In einer Welt, die oft nach Leistung, Tempo und Effizienz fragt, stellt die Logotherapie eine wohltuend andere Frage: Wofür lohnt es sich, zu leben?
Gegründet von Viktor Emil Frankl in den 1930er Jahren, ist die Logotherapie die sogenannte Dritte Wiener Schule der Psychotherapie – nach Freud und Adler. Frankl war Professor für Neurologie und Psychiatrie, sowohl in Wien als auch in den USA. Sein zentrales Anliegen: dem Menschen dabei zu helfen, Sinn im Leben zu finden – selbst unter schwierigsten Bedingungen.
Logotherapie und Existenzanalyse – zwei Seiten einer Medaille
Frankl unterschied zwei Begriffe:
- Existenzanalyse – die eher theoretisch-philosophische Betrachtung der menschlichen Existenz
- Logotherapie – die praktische Umsetzung im psychotherapeutischen Alltag, in Beratung, Prävention und Lebensführung
Der Ansatz ist zutiefst humanistisch: Jeder Mensch trägt in sich die Möglichkeit, Sinn zu entdecken – auch wenn er ihn gerade nicht (mehr) spürt. Sinn ist nichts, das man von außen verordnet bekommt. Er ist etwas, das aus uns selbst heraus entsteht – durch unsere Haltung, unser Denken und unser Tun.
Der Mensch als dreidimensionales Wesen
In der Logotherapie ist der Mensch mehr als Körper und Psyche – er ist auch ein geistiges Wesen.
Diese geistige Dimension befähigt ihn, Verantwortung zu übernehmen, Entscheidungen zu treffen und bewusst mit sich und der Welt in Beziehung zu treten.
Das bedeutet: Auch wenn wir nicht alles beeinflussen können, haben wir immer die Freiheit, Stellung zu beziehen. Wir sind keine bloßen Opfer der Umstände.
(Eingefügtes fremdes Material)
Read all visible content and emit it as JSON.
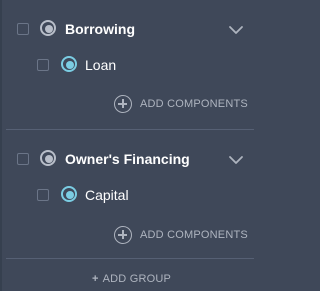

Sinn – die zentrale Kraft im Leben
Für Frankl war klar: Der Mensch ist ein sinnorientiertes Wesen. Er will nicht nur leben, sondern für etwas leben.
Gerade in Krisen, wenn bisherige Gewissheiten bröckeln, zeigt sich die Kraft des Sinns. Die Logotherapie unterstützt dabei, verloren geglaubten Sinn neu zu entdecken oder sich ihm wieder anzunähern.
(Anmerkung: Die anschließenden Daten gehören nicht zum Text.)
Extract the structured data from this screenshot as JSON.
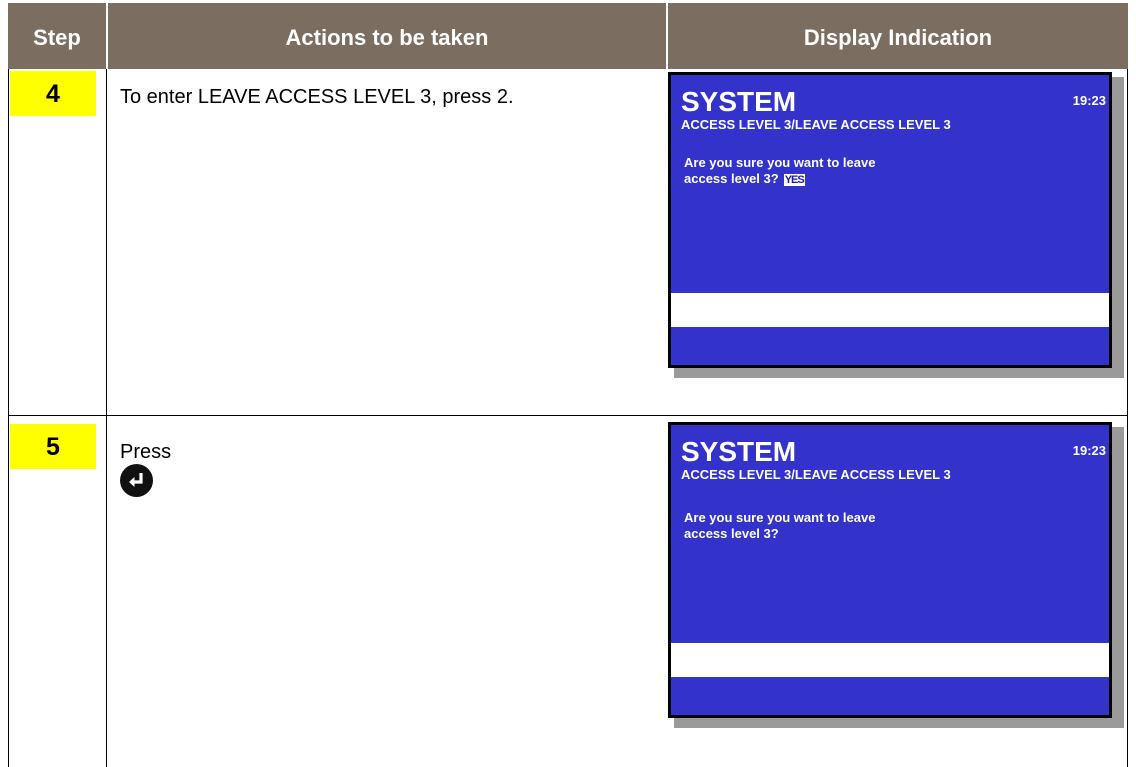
{
  "header": {
    "step": "Step",
    "actions": "Actions to be taken",
    "display": "Display Indication"
  },
  "rows": [
    {
      "step": "4",
      "action": "To enter LEAVE ACCESS LEVEL 3, press 2.",
      "display": {
        "title": "SYSTEM",
        "time": "19:23",
        "path": "ACCESS LEVEL 3/LEAVE ACCESS LEVEL 3",
        "line1": "Are you sure you want to leave",
        "line2": "access level 3?",
        "selection": "YES"
      }
    },
    {
      "step": "5",
      "action": "Press",
      "action_icon": "enter-key-icon",
      "display": {
        "title": "SYSTEM",
        "time": "19:23",
        "path": "ACCESS LEVEL 3/LEAVE ACCESS LEVEL 3",
        "line1": "Are you sure you want to leave",
        "line2": "access level 3?"
      }
    }
  ],
  "colors": {
    "header_bg": "#7b6e60",
    "step_badge": "#ffff00",
    "lcd_bg": "#3333cc"
  }
}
Ein sinnvolles Leben ist auch ein prophylaktisches Leben: Wer in seiner Arbeit oder seinen Beziehungen Sinn erlebt, ist widerstandsfähiger gegenüber Stress und Erschöpfung – Stichwort Burnout-Prävention.
Frankl sagte:
„Wir haben alles, wovon wir leben, aber nichts, wofür wir leben.“
Gerade in einer konsumorientierten Welt, in der viel verfügbar ist, aber wenig wirklich erfüllt, braucht es diese Rückbesinnung: Was gibt meinem Leben Tiefe? Was macht es lebendig?
Vom Gelungenen lernen
Die Logotherapie legt den Fokus auf das Gelungene – auf jene Erfahrungen, die uns stärken, erfüllen, berühren.
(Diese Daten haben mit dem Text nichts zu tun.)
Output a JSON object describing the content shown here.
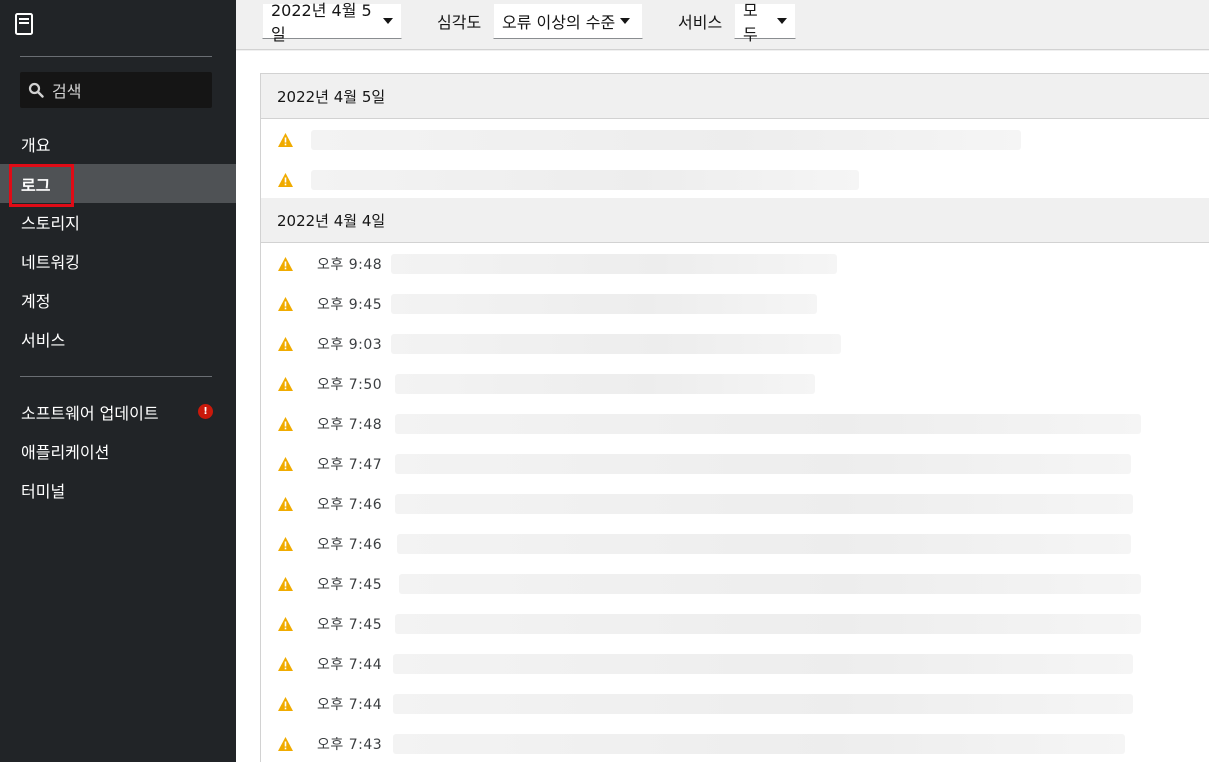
{
  "sidebar": {
    "search_label": "검색",
    "nav_items": [
      "개요",
      "로그",
      "스토리지",
      "네트워킹",
      "계정",
      "서비스"
    ],
    "nav_items2": [
      "소프트웨어 업데이트",
      "애플리케이션",
      "터미널"
    ],
    "update_alert": "!"
  },
  "toolbar": {
    "date_value": "2022년 4월 5일",
    "severity_label": "심각도",
    "severity_value": "오류 이상의 수준",
    "service_label": "서비스",
    "service_value": "모두"
  },
  "days": [
    {
      "label": "2022년 4월 5일",
      "entries": [
        {
          "time": ""
        },
        {
          "time": ""
        }
      ]
    },
    {
      "label": "2022년 4월 4일",
      "entries": [
        {
          "time": "오후 9:48"
        },
        {
          "time": "오후 9:45"
        },
        {
          "time": "오후 9:03"
        },
        {
          "time": "오후 7:50"
        },
        {
          "time": "오후 7:48"
        },
        {
          "time": "오후 7:47"
        },
        {
          "time": "오후 7:46"
        },
        {
          "time": "오후 7:46"
        },
        {
          "time": "오후 7:45"
        },
        {
          "time": "오후 7:45"
        },
        {
          "time": "오후 7:44"
        },
        {
          "time": "오후 7:44"
        },
        {
          "time": "오후 7:43"
        }
      ]
    }
  ],
  "colors": {
    "sidebar_bg": "#212427",
    "active_bg": "#4f5255",
    "highlight": "#e00b16",
    "warning": "#f0ab00",
    "alert": "#c9190b"
  }
}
Diese positiven Erlebnisse sind wie kleine Ankerpunkte, aus denen wir Selbstvertrauen und Mut schöpfen können.
Doch oft sind wir es gewohnt, auf das zu schauen, was nicht gelungen ist – angefangen in der Schule bis hin zur Kommunikation im Alltag.
Stattdessen können wir lernen, uns zu fragen:
- Wann war ich in meinem Element?
- Was hat mir Sinn gegeben?
- Welche Momente haben sich richtig angefühlt?
Sich bewusst an das Gefühl des Gelingens zu erinnern, kann eine enorme Kraftquelle sein – gerade in herausfordernden Zeiten.
Sinn ist individuell – und immer wandelbar
Es gibt nicht den einen großen Sinn des Lebens, sondern immer nur den persönlichen Sinn im eigenen Leben.
Was für mich heute sinnvoll ist, kann sich verändern. Entscheidend ist, dass ich im Dialog mit meinem Leben bleibe – bereit, immer wieder neu hinzuschauen und Antworten zu geben.
Erika Ramsauer, MTD, Salzburg, Staat. geprüfte Psychosoziale Beraterin
www.erikaramsauer.at
(Kontakt mail: erikaramsauer@lebensmutig.de)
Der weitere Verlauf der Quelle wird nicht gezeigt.